There were 2,097 households in Wailua Homesteads, of which 33.6% had children under the age of 18 living in them. Of all households, 50.9% were married-couple households, 16.6% were households with a male householder and no spouse or partner present, and 23.3% were households with a female householder and no spouse or partner present. About 20.4% of all households were made up of individuals and 9.8% had someone living alone who was 65 years of age or older.

There were 2,213 housing units, of which 5.2% were vacant. The homeowner vacancy rate was 0.9% and the rental vacancy rate was 2.3%.

Racial composition as of the 2020 census
| Race | Number | Percent |
|---|---|---|
| White | 2,542 | 43.4% |
| Black or African American | 32 | 0.5% |
| American Indian and Alaska Native | 26 | 0.4% |
| Asian | 995 | 17.0% |
| Native Hawaiian and Other Pacific Islander | 479 | 8.2% |
| Some other race | 138 | 2.4% |
| Two or more races | 1,651 | 28.2% |
| Hispanic or Latino (of any race) | 627 | 10.7% |

===2000 census===
As of the census of 2000, there were 4,567 people, 1,655 households, and 1,189 families residing in the CDP. The population density was 648.6 PD/sqmi. There were 1,758 housing units at an average density of 249.7 /sqmi. The racial makeup of the CDP was 39.9% White, 0.4% African American, 0.4% Native American, 24.3% Asian, 7.9% Pacific Islander, 1.0% from other races, and 26.1% from two or more races. Hispanic or Latino of any race were 8.8% of the population.

There were 1,655 households, out of which 35.5% had children under the age of 18 living with them, 56.6% were married couples living together, 10.3% had a female householder with no husband present, and 28.1% were non-families. 19.6% of all households were made up of individuals, and 4.1% had someone living alone who was 65 years of age or older. The average household size was 2.72 and the average family size was 3.14.

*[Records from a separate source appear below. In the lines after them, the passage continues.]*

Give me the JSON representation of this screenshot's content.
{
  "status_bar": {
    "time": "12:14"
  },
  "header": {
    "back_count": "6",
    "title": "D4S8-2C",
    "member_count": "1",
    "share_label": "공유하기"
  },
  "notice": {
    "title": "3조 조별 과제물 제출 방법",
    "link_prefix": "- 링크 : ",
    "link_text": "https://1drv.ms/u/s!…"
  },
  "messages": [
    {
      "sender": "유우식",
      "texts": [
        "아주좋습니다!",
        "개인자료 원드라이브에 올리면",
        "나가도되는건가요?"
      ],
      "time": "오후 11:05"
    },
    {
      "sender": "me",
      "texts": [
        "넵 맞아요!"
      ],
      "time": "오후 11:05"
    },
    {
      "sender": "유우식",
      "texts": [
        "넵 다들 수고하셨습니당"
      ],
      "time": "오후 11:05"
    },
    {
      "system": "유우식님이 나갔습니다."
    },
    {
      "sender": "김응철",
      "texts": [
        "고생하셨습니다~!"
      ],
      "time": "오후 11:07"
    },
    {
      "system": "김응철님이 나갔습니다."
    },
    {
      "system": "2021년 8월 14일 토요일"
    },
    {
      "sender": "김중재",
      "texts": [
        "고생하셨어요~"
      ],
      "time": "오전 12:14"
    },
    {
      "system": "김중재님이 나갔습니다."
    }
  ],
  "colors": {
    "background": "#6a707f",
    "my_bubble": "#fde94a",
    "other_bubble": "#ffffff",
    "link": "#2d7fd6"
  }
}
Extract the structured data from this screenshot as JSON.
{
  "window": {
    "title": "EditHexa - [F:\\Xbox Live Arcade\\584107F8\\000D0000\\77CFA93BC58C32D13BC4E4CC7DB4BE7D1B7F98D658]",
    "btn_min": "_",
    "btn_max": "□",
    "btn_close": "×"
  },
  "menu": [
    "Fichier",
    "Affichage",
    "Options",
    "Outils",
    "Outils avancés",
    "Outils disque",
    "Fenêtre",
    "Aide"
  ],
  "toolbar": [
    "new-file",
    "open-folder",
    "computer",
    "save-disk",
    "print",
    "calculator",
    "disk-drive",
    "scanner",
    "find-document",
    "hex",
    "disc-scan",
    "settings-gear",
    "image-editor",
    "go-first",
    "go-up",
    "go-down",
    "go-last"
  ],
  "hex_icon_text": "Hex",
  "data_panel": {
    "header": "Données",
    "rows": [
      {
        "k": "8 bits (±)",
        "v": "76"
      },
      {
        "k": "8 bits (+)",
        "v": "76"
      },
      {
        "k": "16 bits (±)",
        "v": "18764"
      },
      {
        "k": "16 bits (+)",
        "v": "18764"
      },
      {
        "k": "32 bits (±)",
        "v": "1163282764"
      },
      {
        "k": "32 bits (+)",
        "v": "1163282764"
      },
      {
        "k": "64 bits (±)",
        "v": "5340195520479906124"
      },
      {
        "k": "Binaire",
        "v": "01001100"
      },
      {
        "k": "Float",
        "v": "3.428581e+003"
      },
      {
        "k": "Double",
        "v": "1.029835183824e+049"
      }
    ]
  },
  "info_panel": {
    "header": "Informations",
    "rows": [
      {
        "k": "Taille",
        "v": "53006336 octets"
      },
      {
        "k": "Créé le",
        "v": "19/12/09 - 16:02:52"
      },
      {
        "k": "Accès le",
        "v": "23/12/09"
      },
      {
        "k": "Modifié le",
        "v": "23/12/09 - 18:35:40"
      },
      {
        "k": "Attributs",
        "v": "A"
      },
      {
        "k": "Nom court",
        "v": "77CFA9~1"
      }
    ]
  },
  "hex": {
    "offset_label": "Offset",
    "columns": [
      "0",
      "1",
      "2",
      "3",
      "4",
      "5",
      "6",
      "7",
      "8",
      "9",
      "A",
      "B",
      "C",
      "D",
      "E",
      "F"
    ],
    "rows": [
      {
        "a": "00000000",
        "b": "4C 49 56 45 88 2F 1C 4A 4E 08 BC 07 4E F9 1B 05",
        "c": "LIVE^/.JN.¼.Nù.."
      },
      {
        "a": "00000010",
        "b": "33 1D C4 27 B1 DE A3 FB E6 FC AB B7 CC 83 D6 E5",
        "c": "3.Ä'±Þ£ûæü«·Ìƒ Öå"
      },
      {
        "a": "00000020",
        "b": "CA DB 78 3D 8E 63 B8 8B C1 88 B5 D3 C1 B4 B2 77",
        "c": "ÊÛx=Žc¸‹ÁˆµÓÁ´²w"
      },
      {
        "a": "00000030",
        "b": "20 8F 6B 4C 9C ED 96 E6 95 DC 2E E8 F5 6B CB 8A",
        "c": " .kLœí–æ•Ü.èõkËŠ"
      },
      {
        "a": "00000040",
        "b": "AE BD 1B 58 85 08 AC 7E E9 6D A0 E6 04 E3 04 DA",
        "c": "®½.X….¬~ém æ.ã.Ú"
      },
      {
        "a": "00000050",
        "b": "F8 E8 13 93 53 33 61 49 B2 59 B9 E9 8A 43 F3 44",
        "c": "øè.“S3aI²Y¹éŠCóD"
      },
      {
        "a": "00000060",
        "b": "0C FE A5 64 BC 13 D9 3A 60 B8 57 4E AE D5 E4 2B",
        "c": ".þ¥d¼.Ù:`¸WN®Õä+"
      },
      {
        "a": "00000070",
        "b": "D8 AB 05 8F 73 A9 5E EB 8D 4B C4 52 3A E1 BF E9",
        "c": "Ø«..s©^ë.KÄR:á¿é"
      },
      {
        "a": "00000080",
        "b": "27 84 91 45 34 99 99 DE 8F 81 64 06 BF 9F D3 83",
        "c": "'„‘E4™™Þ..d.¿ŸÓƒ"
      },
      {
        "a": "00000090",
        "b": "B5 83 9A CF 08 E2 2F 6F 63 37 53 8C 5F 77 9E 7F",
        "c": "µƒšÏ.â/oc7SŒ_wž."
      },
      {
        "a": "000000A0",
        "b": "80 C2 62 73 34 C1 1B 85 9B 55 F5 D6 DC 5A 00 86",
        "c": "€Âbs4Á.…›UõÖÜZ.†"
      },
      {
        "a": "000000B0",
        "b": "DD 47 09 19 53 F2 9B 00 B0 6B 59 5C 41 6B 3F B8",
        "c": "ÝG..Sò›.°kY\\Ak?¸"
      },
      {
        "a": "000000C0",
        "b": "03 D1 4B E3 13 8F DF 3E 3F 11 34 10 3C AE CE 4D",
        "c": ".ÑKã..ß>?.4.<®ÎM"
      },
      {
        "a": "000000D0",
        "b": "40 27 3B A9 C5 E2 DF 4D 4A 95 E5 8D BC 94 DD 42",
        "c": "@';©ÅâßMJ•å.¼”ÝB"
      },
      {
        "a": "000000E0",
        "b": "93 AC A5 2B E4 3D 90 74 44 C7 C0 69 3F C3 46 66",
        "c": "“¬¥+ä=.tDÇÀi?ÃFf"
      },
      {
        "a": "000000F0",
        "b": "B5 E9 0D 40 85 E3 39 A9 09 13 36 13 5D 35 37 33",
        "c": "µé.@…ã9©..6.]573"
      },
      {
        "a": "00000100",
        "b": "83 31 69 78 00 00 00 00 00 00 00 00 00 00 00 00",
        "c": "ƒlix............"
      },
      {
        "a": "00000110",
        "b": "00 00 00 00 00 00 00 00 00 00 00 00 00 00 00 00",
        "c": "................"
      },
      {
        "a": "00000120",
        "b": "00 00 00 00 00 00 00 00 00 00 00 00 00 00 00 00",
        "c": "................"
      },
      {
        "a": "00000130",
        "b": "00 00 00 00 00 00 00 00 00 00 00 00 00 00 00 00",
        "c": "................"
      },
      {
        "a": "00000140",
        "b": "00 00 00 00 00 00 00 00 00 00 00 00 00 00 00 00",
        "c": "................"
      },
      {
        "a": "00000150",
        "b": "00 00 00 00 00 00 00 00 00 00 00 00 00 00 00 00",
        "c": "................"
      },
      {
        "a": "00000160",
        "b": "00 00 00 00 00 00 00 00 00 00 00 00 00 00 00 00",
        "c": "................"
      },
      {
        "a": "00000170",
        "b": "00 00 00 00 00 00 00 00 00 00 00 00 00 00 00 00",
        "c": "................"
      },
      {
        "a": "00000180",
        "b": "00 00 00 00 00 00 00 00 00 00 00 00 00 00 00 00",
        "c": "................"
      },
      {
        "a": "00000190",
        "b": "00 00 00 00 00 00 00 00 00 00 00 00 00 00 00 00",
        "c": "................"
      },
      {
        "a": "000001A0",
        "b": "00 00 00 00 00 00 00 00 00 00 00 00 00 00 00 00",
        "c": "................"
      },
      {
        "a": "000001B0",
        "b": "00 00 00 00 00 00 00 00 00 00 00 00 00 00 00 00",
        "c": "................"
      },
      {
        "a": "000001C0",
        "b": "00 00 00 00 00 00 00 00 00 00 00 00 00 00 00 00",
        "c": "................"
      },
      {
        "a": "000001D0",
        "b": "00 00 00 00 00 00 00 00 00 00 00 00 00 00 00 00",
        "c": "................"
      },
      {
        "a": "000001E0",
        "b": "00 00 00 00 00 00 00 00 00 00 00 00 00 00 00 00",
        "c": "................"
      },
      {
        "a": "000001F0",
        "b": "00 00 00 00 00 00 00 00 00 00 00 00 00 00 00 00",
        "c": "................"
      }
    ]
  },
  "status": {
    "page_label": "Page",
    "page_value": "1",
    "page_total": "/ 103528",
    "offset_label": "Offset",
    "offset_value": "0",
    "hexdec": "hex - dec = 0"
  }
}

In the CDP the population was spread out, with 26.3% under the age of 18, 6.2% from 18 to 24, 26.7% from 25 to 44, 32.0% from 45 to 64, and 8.8% who were 65 years of age or older. The median age was 40 years. For every 100 females there were 101.7 males. For every 100 females age 18 and over, there were 99.6 males.

The median income for a household in the CDP was $48,047, and the median income for a family was $53,558. Males had a median income of $35,469 versus $26,827 for females. The per capita income for the CDP was $23,675. About 7.7% of families and 8.9% of the population were below the poverty line, including 13.3% of those under age 18 and 3.7% of those age 65 or over.